6600K

It’s August 5th, 2015, and Intel has just launched, Skylake, its most important product line since 2013’s Haswell. But like Broadwell before it, the launch has gone every way but straight. Only two products are officially released, the top-of-the-line Core i7-6700K and mid-range Core i5-6600K, and strangely, neither is available in the United States, where Intel is based the last time we checked. Apparently Europe has some supply (at least of the 6600K), but the U.S. won’t see Skylake until August 14th, apparently, and that’s only in a bundle with a motherboard, and it’s only the 6600K so far. But that’s not all…

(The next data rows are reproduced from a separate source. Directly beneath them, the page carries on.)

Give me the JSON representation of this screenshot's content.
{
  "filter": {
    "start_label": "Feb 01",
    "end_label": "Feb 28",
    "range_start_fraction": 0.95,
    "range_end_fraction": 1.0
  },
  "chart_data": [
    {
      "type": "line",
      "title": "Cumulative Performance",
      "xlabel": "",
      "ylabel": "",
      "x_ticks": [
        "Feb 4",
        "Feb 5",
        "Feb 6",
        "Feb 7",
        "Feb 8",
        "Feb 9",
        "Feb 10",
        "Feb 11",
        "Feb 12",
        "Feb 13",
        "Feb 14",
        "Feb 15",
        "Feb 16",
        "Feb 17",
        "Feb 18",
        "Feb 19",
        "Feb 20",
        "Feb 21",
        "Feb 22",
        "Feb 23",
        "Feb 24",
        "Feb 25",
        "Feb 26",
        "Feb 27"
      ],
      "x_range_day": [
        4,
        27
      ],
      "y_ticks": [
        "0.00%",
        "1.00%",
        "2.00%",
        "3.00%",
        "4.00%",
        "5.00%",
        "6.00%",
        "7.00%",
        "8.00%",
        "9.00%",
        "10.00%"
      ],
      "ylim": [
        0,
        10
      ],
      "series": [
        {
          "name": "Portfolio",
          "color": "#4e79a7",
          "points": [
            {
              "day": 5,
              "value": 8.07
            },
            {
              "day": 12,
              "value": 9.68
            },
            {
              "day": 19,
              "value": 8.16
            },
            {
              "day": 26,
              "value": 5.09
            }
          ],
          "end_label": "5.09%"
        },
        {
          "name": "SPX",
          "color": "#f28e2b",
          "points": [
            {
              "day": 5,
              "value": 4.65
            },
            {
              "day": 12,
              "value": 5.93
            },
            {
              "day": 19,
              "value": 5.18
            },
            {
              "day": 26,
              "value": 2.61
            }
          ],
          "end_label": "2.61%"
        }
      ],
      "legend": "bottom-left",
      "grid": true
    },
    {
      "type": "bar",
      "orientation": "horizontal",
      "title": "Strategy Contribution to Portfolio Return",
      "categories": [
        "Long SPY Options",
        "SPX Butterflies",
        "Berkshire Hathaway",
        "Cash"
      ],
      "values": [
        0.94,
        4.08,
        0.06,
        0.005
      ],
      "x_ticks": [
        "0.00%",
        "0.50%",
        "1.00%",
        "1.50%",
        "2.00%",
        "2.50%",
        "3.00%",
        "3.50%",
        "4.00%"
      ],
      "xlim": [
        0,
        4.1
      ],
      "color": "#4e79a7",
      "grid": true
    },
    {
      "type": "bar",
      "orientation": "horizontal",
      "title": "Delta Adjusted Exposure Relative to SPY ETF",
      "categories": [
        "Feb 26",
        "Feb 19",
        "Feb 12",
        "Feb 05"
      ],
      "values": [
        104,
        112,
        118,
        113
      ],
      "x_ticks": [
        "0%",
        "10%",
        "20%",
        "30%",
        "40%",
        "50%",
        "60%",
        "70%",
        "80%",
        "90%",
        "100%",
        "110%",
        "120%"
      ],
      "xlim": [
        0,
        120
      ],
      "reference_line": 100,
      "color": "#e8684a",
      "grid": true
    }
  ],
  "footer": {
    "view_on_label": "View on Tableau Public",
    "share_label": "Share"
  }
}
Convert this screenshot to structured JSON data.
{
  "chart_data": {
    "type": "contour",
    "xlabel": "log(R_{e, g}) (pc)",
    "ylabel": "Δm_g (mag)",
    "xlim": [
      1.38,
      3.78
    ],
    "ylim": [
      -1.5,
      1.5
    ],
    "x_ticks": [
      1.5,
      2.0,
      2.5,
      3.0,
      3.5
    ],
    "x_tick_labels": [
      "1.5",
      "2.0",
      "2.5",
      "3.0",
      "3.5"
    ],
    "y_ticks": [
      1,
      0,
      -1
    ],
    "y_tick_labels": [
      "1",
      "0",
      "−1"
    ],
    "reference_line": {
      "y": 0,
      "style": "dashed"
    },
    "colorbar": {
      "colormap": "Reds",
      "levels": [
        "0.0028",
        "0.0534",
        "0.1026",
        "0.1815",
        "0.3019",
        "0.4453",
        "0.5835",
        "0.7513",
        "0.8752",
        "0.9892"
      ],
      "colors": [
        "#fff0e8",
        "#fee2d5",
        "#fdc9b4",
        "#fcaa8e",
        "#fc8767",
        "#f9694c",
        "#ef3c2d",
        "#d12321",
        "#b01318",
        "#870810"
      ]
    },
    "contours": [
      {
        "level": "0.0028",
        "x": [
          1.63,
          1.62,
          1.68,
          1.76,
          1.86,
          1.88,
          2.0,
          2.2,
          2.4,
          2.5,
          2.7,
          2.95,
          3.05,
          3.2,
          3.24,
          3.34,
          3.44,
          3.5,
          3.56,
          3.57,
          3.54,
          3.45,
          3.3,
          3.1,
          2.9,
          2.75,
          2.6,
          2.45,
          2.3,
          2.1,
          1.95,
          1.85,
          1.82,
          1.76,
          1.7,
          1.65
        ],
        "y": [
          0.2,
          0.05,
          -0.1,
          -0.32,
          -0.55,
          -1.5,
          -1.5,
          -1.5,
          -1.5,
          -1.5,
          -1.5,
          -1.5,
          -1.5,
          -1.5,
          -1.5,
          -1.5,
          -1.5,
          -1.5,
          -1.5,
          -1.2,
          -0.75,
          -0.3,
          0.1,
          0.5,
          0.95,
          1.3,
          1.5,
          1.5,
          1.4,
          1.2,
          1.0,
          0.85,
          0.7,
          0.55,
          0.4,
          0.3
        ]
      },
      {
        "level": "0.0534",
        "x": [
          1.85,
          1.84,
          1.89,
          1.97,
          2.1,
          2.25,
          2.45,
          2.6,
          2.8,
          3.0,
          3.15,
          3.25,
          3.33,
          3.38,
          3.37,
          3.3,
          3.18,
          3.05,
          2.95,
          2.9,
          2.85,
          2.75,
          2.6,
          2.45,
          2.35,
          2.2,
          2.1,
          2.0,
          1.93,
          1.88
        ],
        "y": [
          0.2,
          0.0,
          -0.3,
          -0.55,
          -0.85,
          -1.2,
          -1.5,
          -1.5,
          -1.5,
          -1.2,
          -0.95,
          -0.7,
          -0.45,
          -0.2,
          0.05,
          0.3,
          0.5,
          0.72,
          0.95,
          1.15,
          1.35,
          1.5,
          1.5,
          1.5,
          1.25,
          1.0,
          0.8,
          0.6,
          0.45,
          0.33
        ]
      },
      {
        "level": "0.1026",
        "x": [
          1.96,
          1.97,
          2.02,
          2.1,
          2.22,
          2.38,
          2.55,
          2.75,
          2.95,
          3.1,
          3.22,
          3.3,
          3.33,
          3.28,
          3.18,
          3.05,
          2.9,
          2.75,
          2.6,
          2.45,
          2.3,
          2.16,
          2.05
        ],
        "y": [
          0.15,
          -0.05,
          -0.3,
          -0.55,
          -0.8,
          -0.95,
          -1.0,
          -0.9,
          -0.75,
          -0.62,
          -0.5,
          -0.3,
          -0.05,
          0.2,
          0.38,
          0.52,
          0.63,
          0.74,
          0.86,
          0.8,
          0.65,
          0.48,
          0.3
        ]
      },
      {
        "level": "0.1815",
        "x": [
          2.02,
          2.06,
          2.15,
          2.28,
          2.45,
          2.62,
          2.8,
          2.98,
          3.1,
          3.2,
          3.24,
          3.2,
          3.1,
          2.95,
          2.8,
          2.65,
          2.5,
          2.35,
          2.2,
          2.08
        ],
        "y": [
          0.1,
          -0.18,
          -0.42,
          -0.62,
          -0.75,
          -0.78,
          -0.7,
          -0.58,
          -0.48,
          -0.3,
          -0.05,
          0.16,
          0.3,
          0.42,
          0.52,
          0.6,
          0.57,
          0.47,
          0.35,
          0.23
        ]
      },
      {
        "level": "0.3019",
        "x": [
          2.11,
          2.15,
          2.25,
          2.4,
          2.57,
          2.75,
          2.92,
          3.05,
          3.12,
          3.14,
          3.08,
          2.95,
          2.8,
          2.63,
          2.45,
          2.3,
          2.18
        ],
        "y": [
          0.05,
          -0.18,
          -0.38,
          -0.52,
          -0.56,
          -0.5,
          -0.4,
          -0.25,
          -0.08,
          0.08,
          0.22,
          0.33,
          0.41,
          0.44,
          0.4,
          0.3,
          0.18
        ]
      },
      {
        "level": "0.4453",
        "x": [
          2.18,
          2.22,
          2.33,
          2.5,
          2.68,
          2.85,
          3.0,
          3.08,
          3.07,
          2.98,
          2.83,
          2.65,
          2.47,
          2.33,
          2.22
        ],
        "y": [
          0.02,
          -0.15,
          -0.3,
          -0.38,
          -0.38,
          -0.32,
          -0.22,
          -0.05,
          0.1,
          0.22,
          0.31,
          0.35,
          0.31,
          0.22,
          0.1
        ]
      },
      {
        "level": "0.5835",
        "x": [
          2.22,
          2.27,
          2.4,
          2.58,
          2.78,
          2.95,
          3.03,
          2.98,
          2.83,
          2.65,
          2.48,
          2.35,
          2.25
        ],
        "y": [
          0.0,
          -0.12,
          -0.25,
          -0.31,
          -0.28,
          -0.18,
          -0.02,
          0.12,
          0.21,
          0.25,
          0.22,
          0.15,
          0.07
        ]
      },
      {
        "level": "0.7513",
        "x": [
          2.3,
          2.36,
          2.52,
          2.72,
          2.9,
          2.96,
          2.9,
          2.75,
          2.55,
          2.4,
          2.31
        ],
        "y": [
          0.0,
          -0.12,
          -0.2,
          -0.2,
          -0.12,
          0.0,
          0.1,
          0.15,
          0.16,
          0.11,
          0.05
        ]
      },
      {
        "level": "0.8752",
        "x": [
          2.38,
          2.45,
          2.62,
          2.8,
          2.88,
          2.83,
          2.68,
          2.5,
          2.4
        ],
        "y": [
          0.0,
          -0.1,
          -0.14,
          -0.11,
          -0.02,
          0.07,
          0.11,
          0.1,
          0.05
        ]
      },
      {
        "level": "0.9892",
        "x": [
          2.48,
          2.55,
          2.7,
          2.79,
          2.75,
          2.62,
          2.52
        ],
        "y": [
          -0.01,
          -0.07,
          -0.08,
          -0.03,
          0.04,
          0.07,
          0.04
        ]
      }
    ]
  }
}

One would think that after the aborted June launch of Broadwell on the desktop, which never became available to consumers, Intel would get this right. Could it be that having absolutely no competition in the CPU arena (AMD, we’re looking at you) has made Intel weak at the knees? Another odd factor: Intel allowed reviewers to benchmark the CPUs, but didn’t provide processor schematics or really any details at all.

Our take on all these shenanigans? Intel has fallen too far behind its launch schedule, causing a stir among its launch partners, i.e., the motherboard manufacturers, which put a lot of money into testing and marketing new chipsets, specifically the Z170 required for the 6600K/6700K. And unlike with Broadwell, Intel couldn’t just decide not to ship its “released” product, because in that case, board partners didn’t need to release new boards (they’d actually been released the year before using the Z97 chipset).

And, and how about the performance of the new CPUs? Well, the consensus among reviewers is that the 6700K beats its Haswell predecessor by about 10%, overclocks to about the same level, actually uses more power, and costs about $10 more. The fact that Intel has also dropped the bundled cooler from the package, worth at least $15, makes this all sting that much more. Then there’s the fact that the DDR4 memory that most boards will require costs about 10-20% more than equivalent DDR3. And of course those new motherboards are also about 10-20% more than the year-old models they replace. Ouch, ouch, ouch.

Overall, we just don’t view this as a compelling product launch. But for new PC buyers come September, when the retail channel will hopefully have caught up with Intel’s marketing hoopla, Skylake will be a worthy if more expensive alternative to Haswell. It’s just a shame that consumers now have to go begging and pleading to Intel for 10% boosts to performance every two years. We’re just lucky Intel’s CPUs are all plenty fast for most consumer needs, and have been for quite some time, ever since Intel left AMD in the dust.